• new york times bestseller'a girmeyi başaran amerikalı yazar.

    cinayet ve gizemli olaylar ilgi alanıymış. en bunaldığı şeylerden biri de; kendisi gibi şirin bir kadının nasıl olur da böyle karanlık öyküler yazdığı türündeki sorularmış. hayır, sorulan sorulardan bunalmasına bir şey diyemem, tabi de web sitesindeki kadın kendisiyse koskoca bir yazar olmasına rağmen şirin sözcüğünün anlamını bilmiyor diye ayıplayacağım, hanımefendiyi. kendisi daha çok elinde koca bir şırıngayla zorla iğne yapmaya çalışan hemşirelere benziyor. bu tarz öyküleri yazacak potansiyel var yani. kitapları:

    (bkz: alone)
    (bkz: say goodbye)
    (bkz: the neighbor)
  • kendisinin hide (bizde saklambaç adıyla yayınlandı) romanını okudum. best seller olması normal çünkü sonuna kadar kendini heyecanla izlettiriyor (aksiyon filmi izler gibi, kesinlikle kitap okuma hissi vermiyor). gerilim her daim yüksek. bunu sağlayabilmek için de her iki sayfada bir twist yerleştirmiş. o mu, bu mu derken heyecan sürüp gidiyor. ama sorun şu: madem okuyucuyu şaşırtmaya yönelik bu kadar twist koydun, bari bunların hepsini birbirine entegre et ve okuyucu sonuca bu yığının birikimiyle varsın. o kadar zihin egzersizi yapmanın keyfine varsın. ama yok, ne oluyor? siz o kadar ipucu okuyun, karakterleri anlamaya çalışın, amcanın biri çıkıyor bütün hikayeyi anlatıveriyor. kitabını kolay satmanın şımarıklığına dayanarak formülleştiren (filme çekilmesi kesin), olay örgüsüne saygısız bir yazar.
  • okuyucunun ilgisini kitabın sonuna kadar ayakta tutan yazar. bu konuda bir sorun yok. ama finaller tam bir hayal kırıklığı. 450 sayfa çeşitli ipuçlarıyla, farklı ölüm tehditleriyle, adrenalinle dolu dolu geçiyor ancak bunların hiç biri olaya bağlanmadan son iki sayfada katil ortaya çıkıyor. hooop oldu bitti hadi maşallah, bir bakıyorsunuz kitap son bulmuş. insan "bu mudur yani?" demekten alamıyor kendini.
  • üç kitabını okudum ve maşallah kısa zamanda bir sürü kitap yazabilmiş bir insan kendisi. ama işte öyle olunca da kitaplar hep birbirine benziyor.

    --- spoiler ---

    bir kere bu kadının, minik çocuklarla ve tecavüzle ilgili sorunları var bence. üç kitapta da mı aynı şey olur? tecavüze uğramış çocuklar var, büyüyorlar ya da bilmem ne işte... ve bazı karakterlerin ailesi ile ilgili sorunları var illa. iki kitabını arka arkaya okudum ve sağlam psikolojimin için etti bir müddet. yeter artık şu çocukları rahat bırak be kadın! veya tecavüzü işte ne bileyim. başka türlü suç mu yok, gizem mi yok güzelim sana?

    --- spoiler ---

    enteresan bir konu bulduktan sonra dallandırıp yazılabilitesi olan kitaplar aslında. sürükleyici, hakkını vermek lazım. "ne olmuş ne olmuş" diye diye sabahı ediyorsunuz.
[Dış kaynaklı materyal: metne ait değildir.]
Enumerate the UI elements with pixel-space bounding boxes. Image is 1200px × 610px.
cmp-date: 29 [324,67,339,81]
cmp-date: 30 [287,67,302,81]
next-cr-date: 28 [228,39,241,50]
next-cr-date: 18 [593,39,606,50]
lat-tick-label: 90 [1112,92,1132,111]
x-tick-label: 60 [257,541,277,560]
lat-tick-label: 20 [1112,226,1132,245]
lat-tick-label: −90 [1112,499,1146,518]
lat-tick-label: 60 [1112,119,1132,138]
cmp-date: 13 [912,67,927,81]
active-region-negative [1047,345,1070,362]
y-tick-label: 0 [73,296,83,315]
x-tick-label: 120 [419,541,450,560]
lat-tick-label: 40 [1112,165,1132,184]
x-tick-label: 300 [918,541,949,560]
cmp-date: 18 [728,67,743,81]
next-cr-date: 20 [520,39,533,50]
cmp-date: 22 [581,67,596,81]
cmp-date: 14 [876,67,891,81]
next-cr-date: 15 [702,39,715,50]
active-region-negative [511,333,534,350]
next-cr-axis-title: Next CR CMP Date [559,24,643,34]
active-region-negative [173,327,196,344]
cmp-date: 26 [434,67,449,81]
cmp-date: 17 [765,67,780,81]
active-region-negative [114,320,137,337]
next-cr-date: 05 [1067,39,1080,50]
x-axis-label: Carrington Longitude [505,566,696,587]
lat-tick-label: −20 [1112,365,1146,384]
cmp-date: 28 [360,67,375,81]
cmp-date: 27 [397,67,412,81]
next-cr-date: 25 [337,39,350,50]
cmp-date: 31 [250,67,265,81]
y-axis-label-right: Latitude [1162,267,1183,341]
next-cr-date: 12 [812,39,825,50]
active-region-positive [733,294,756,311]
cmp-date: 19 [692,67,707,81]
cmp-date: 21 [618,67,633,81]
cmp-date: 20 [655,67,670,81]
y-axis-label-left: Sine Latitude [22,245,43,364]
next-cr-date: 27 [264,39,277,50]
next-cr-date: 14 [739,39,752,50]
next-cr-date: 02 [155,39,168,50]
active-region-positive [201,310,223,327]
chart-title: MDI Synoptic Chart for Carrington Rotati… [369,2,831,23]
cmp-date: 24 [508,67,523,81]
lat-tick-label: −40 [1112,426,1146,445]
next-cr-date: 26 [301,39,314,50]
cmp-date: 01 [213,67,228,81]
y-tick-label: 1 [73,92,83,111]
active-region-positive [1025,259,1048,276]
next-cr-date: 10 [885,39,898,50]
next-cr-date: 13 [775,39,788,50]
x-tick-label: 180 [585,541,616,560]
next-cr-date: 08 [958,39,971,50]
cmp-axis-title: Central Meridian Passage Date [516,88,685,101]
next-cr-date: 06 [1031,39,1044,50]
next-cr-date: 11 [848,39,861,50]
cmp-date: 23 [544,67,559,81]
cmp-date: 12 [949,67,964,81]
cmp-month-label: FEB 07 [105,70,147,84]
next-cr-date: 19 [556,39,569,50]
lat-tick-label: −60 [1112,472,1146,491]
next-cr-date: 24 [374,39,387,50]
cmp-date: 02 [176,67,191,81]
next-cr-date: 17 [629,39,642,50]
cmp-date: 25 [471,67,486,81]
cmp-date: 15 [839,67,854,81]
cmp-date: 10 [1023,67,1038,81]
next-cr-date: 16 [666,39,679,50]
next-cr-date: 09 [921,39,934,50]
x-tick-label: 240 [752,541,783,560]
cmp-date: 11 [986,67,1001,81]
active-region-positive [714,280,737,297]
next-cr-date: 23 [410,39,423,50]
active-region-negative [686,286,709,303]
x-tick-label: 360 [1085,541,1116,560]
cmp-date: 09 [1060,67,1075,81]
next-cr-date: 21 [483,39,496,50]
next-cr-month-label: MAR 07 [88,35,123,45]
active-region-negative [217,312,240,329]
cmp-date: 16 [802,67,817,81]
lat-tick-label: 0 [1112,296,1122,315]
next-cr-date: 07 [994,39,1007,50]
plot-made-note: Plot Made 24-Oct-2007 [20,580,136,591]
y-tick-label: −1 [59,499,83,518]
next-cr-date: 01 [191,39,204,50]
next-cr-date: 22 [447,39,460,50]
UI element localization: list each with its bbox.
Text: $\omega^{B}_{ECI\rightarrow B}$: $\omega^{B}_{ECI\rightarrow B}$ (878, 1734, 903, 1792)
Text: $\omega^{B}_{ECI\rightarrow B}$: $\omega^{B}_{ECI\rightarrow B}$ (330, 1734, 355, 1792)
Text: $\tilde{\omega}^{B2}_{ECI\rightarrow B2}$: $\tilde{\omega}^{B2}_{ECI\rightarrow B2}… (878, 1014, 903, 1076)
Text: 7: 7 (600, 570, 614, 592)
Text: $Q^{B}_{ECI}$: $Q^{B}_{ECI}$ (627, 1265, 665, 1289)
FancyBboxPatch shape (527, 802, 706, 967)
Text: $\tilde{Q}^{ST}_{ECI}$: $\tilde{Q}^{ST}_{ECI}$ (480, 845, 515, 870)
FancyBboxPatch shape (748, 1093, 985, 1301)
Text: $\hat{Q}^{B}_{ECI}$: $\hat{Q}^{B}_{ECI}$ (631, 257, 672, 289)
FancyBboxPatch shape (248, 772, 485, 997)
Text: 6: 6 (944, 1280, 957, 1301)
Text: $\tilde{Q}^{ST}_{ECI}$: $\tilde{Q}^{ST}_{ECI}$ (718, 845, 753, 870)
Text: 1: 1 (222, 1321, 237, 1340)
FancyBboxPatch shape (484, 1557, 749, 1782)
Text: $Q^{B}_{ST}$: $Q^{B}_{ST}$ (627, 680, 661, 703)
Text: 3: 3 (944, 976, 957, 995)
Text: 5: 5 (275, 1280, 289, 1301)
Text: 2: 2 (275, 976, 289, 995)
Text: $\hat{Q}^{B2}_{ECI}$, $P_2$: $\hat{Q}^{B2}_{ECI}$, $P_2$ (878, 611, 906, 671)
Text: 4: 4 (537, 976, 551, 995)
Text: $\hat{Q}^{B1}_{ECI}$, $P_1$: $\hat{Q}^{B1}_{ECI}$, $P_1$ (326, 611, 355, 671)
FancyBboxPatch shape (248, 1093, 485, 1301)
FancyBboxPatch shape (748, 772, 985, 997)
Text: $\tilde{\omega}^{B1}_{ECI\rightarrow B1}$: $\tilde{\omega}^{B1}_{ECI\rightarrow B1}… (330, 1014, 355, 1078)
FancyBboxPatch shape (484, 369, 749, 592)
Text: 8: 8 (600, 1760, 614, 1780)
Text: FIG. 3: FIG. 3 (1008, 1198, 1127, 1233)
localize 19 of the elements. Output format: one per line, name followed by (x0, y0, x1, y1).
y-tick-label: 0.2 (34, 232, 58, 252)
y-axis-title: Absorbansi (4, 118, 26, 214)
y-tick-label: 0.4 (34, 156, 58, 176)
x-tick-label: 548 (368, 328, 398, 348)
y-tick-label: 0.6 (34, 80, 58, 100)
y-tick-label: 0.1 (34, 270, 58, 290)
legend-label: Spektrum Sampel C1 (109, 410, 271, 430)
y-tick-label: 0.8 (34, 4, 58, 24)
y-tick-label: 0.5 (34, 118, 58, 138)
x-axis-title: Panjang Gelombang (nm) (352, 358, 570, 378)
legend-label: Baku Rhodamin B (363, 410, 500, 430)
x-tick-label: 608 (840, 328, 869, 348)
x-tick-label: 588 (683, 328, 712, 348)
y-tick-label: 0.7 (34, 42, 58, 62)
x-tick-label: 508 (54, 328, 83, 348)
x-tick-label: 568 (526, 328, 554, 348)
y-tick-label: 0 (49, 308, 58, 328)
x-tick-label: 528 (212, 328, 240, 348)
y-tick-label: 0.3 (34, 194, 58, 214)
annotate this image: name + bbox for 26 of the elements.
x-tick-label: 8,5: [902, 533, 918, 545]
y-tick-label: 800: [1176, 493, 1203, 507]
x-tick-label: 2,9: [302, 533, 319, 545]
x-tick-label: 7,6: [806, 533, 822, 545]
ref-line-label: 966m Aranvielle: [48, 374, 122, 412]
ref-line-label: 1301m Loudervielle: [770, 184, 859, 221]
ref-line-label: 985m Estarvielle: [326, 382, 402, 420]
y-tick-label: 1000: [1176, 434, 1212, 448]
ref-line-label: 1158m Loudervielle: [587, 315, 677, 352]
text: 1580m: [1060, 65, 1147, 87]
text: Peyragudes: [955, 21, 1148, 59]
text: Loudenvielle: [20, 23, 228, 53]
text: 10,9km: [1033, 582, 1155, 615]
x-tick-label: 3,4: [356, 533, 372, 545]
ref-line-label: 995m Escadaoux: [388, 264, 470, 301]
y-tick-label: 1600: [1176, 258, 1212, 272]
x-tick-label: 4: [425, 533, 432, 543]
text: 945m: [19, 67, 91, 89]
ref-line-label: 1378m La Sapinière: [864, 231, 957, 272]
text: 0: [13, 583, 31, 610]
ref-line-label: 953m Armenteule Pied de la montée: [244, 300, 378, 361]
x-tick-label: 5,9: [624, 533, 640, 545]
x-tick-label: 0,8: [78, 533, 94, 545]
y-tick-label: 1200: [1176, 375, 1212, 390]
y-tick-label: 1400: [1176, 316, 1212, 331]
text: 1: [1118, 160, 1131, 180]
    başka kitabını okumam herhalde artık ama. bu kadar çocuk eziyetine şahit olmak yetti.
  • kendisi eski bir oliver wyman* çalışanıdır. doksanların ortasında iki yıl kadar research analyst olarak görev yapmış ve hatta the perfect husband adlı kitabını da o dönemde gece geç saatlere kadar çalışarak kaleme almış.
  • polisiye gerilim türünü kuntellektüel ortamlarda falan hararetle savunan ve herkese de ısrarla tavsiye eden biriyim. polisiye başlığı altında adamlarımı öven uzun bir entari yazdım zamanında, ara sıra da o entariyi güncellerim, zaman zaman da mesaj gelir hocu bunu da okuyak mı şunu da okuyak mı ne dersin kabilinden.
    polisiye iyidir güzeldir diye de överiz fakat böyle yazarlar elimizi bağlıyor anacım. bu mudur yani diyorlar okuyanlar, bu değildir arkadaşım. tür iyidir ama güzel yazılmışsa. kötü yazılmış klişelerle dolu bir roman okumak isterseniz aha bu kadının romanlarını alın okuyun derim.
    nasıl da kötü polisiye yazıyor anlatamam. anlamak da gerekmez zaten.
  • orjinal adi "live to tell" olan ve türkçe'ye "anlatmak için yaşa" olarak çevrilen kitabın sahibi. soluksuz okunası yazar.
  • özellikle quincy ve d.d warren serilerine bayıldığım, şu zamana kadar hiçbir kitabı beni hayal kırıklığına uğratmamış olan yazar. her seferinde okuyucuyu terse yatıran, sürükleyici bir tarzı var. fakat kendisinin ciddi anlamda pedofili/ çocuk istismarı takıntısı var. neredeyse her kitabında bu temayı işliyor. acaba başından böyle bir olay geçmiş olabilir mi diye düşünmüyor değilim.
  • memlekette kitaplığımda bir anda gözüme çarptı yan yana sıralanmış kitapları ve merak ettim sözlükte kaç entry var hakkında diye.
    lisedeyken o zamana kadar yazdığı çoğu kitabını okumuştum. gerilim/gizem/polisiye türünü ilgi uyandırıcı kitap kapakları ve harika düşünülmüş karakterlerle sevdirmişti zamanında.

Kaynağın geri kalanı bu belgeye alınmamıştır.